A  na budowie tak, skończyłem siatkę i klej na  północnej ścianie (czekamy na drzwi), i zabrałem się za ocieplanie wschodzniej czyli drugą szczytową.

----------


## the_anonim

I na koniec parę detali  które chyba warto pokazać:

Kable wychodzą z płyty potem szybki rowek w BK spinki i gotowe (gniazdka kinkiety itp) plus dla BK za łatwość pracy w tym materiale.






Gniazdka itp będę chyba tak obsadzał na xps-ie, jak widać nie zawsze jest równo ehh te moje wieńce i słupy :Mad: 






A tu obraz dlaczego większość rzeczy robię sam, pokażcie ekipę której chciałoby się to tak zrobić żeby było w jednym kawałku i wszystko pasowało (felc na okno, otwór na xps-a i przytarcie na części bo słup betonowy nierówny)







Obróbka okna HS, rama ma szerokość 9cm więc postanowiłem nachodzić 5cm, zwykłe okna mają ramę 7cm i tam będę najeżdżał 4cm. Siatka klej tynk i zostanie mało ramy tak jak mi pasuje :big grin: 









Pozdrawiam

----------


## annatulipanna

Nieźle rzeźbisz w styropianie  :wink:  Elewacja idzie Ci świetnie. Gratuluję  :wink:  Jednak te Twoje ciepłe parapety nieustannie wzbudzają mój niepokój. Nie da się tego reklamować? Coś Ci je ewidentnie zżera i nie wiadomo, czy ten proces ustąpi. Czekam na drewniany fragment elewacji z niecierpliwością. Czuję, że będzie świetnie to wyglądało, choć dom, z którego zaczerpnąłeś inspirację, nie przypadł mi do gustu. Podglądam, kibicuję i podziwiam pracę własną w Twoim wydaniu  :wink: 





> ... a wczoraj urodziny córy. Tak że szlachta się bawi nie ma komu robić. Przy niedzieli wrzucę wam coś smacznego do kawy


Heh... widzę, że miniony weekend upłynął nam w podobnym klimacie (u mnie nieco mroczniej  :wink: )

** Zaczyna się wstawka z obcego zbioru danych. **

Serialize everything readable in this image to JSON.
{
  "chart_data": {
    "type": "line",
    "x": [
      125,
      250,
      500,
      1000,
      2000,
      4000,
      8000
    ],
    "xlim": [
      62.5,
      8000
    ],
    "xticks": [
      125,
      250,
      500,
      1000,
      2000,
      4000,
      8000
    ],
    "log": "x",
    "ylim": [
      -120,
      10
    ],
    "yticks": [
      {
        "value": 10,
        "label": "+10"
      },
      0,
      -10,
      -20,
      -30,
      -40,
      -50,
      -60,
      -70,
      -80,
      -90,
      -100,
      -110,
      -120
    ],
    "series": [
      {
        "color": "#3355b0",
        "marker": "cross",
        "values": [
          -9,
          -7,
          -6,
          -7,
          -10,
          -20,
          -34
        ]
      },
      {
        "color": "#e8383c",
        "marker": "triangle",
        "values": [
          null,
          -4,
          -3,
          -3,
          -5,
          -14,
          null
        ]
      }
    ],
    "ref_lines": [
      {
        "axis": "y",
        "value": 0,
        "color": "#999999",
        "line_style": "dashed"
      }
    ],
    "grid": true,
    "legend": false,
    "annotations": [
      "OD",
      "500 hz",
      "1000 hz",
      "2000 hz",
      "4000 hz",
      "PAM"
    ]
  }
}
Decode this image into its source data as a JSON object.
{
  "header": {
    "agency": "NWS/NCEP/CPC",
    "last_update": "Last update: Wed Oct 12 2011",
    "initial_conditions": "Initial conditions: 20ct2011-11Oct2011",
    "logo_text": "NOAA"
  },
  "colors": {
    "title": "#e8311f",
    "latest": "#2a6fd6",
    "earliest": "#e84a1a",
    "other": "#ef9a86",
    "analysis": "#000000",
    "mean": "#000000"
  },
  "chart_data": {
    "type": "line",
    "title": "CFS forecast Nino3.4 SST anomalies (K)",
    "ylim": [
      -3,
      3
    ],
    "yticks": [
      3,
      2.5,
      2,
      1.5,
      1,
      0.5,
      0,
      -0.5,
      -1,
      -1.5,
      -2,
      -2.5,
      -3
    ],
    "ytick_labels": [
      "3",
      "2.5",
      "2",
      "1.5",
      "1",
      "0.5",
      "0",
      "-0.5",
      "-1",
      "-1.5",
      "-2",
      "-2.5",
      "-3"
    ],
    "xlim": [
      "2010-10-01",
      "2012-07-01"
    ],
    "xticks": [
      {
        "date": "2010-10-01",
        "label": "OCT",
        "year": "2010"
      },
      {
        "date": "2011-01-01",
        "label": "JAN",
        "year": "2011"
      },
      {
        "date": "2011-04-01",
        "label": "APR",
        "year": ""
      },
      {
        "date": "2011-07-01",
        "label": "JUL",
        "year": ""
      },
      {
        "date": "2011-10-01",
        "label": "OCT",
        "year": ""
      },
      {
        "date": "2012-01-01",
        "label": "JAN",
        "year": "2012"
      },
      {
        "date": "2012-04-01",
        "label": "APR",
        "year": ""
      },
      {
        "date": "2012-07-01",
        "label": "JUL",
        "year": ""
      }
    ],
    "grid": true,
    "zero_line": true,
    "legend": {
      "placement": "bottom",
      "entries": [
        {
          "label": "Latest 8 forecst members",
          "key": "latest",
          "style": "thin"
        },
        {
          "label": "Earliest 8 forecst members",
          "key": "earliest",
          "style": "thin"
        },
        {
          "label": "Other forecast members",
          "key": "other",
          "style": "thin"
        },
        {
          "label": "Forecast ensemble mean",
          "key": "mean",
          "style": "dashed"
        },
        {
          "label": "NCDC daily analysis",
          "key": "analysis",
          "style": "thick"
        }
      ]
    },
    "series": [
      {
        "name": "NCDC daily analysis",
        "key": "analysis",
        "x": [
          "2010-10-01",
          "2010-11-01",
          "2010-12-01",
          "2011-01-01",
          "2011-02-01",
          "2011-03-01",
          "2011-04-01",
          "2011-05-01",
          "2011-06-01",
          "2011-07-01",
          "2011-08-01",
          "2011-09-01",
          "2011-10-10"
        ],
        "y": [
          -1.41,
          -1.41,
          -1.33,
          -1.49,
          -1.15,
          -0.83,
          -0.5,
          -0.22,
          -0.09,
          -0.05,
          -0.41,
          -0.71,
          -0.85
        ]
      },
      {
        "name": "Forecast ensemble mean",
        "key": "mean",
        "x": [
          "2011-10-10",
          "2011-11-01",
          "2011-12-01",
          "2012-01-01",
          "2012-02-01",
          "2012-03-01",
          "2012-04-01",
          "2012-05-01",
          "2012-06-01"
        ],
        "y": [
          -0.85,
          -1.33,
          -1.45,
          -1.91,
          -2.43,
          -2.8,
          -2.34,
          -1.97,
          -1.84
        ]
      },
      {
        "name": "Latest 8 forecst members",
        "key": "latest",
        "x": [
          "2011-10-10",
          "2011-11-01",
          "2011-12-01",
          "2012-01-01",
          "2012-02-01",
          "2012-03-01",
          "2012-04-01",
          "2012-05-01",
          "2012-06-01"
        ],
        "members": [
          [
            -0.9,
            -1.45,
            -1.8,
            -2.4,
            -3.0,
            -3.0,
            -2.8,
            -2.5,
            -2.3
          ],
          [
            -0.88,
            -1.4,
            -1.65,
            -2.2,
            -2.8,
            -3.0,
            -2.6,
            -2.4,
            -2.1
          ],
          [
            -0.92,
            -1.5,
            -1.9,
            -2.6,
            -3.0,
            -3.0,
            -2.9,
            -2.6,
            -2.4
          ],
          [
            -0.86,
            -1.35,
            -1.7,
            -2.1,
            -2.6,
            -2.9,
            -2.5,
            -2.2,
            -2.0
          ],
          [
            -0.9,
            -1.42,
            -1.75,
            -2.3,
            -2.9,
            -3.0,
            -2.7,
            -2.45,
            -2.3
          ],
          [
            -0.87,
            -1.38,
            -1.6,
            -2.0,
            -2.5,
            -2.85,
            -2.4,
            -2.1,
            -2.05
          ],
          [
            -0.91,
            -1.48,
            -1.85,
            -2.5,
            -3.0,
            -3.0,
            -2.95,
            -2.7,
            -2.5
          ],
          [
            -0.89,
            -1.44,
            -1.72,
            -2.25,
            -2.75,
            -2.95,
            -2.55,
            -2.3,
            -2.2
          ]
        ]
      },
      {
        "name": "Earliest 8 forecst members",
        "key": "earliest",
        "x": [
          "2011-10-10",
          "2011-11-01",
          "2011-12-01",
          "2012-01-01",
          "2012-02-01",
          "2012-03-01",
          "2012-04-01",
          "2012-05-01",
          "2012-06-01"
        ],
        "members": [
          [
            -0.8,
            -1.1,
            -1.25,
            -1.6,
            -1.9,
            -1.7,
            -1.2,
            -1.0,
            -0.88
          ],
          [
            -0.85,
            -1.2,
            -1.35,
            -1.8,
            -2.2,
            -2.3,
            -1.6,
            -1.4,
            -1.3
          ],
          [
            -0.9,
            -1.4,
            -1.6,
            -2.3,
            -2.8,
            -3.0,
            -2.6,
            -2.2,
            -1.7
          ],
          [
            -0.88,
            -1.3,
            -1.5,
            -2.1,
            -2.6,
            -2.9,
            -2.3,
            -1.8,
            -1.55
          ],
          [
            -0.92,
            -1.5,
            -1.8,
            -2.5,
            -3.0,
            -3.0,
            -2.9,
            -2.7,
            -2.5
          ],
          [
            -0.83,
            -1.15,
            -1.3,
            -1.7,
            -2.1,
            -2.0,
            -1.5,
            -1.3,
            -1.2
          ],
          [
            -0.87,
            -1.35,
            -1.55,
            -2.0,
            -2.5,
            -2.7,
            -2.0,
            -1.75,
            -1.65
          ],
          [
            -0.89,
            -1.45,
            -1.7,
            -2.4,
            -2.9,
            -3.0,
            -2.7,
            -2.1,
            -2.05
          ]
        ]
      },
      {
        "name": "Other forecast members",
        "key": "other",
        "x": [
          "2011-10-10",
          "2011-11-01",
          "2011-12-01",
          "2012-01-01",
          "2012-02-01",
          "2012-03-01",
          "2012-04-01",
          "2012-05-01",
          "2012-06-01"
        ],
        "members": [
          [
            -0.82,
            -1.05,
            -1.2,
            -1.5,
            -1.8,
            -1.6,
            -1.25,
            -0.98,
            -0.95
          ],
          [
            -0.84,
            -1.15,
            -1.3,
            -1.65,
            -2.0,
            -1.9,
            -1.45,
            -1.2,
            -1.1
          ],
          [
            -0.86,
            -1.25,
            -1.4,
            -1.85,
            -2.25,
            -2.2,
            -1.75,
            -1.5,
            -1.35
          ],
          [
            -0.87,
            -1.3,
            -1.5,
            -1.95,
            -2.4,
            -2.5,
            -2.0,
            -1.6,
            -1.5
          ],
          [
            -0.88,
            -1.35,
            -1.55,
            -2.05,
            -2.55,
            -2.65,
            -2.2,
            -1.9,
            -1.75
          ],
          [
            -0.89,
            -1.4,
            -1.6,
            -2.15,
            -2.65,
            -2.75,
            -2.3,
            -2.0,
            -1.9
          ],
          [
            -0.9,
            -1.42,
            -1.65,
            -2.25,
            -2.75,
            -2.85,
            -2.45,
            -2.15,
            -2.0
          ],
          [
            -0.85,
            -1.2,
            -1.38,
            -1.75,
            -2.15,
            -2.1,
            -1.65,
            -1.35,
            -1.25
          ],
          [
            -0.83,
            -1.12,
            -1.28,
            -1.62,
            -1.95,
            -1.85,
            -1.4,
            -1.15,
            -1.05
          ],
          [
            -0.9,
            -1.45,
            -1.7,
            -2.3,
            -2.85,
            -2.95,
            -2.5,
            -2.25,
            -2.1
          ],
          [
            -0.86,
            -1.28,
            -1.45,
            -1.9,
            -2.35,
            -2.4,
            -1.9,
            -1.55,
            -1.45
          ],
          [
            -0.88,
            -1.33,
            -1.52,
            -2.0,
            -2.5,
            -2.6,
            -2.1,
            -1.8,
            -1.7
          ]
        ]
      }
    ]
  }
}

Piekłam po nocach, bo w dzień tylko budowa i budowa  :cool:

----------


## the_anonim

hehe. Power of the dark side :wink:  Taki tort to ja też bym chciał na swoje hmmmm 18-naste urodziny :roll eyes:   . Parapetami się nie martw to tylko warstwa wierzchnia, po starciu jest normalny xps, myślę że za bardzo oberwał gorącym drutem podczas cięcia. Jak przyjdą parapety blaszane słonko im nie będzie szkodzić. Na elewację chyba będziesz musiała poczekać bo dopiero po nowym roku chyba będę kładł tynk. Ale mam nadzieję że wyjdzie fajnie :wink: 

Pozdrawiam i gratuluję postępów u Ciebie i czekam na info o przeprowadzce.  :big grin:

----------


## BooM80

Jak planujesz wykończyć ciepły parapet przy tym HSie ? Tam też planujesz zamontować blaszany parapet, czy coś bardziej odpornego na deptanie podczas wychodzenia na taras (bo chyba będzie taras obok tego HSa) ? Poza tym świetny dziennik, tak trzymaj  :yes:

----------


## the_anonim

Witam Cię *BooM80* :bye: 

Dzięki, cieszę się że się podoba. Staram się :big lol: 

Co do parapetów to na dziś leci tam blaszany parapet jak wszędzie plan jest taki że jak zrobię taras drewniany to drewnem wjadę na niego prawie na równo z progiem. Ale to na razie koncepcja (bo nie mam lepszej) zobaczymy co wyjdzie w praktyce. :wink:

----------


## the_anonim

*Aloha*

W tym tygodniu skupiłem się na szczytowaniu :big lol: 

W środę ułożyłem prawie całą ścianę


 




W czwartek smarkanie pianką, szlifowanie styropianu, obsadzenie narożników i siatki w narożach okien






W sobotę jak i w poprzednie dni była beznadziejna pogoda, czyli idealna do pracy z grafitowym styropianem :big lol: , więc wskoczyła siatka z klejem i takim oto sposobem została mi do zrobienia tylko południowa ściana z okanmi :tongue:  (i obróbki przy rurach spustowych od rynienn x4 :bash: )

----------


## the_anonim

Troszeczkę szczegółów

Zastanawiałem się ostatnio w dzienniku *annytulipanny* czy wypełniać przestrzenie między styro a ramą okna i u siebie również postanowiłem wypełnić każdy milimetr luzu, a co kto samorobowi zabroni :wink: . Użyłem sprawdzonej pianki elastycznej soudal, (polecam). Z resztek pianki są świetne zatyczki do uszu no i ten kolor :big lol: 



Aplikacja a potem obcinamy ostrym nożykiem i gotowe





Poza tym przy parterowym domu często dla jakieś pierdółki nie warto rozstawiać rusztowania, u mnie sprawdza się taki patent (drabina + pianka dylatacyjna do podłogówki). Styropian Knaufa jest na tyle twardy że nie ma żadnych śladów czy wgnieceń od drabiny.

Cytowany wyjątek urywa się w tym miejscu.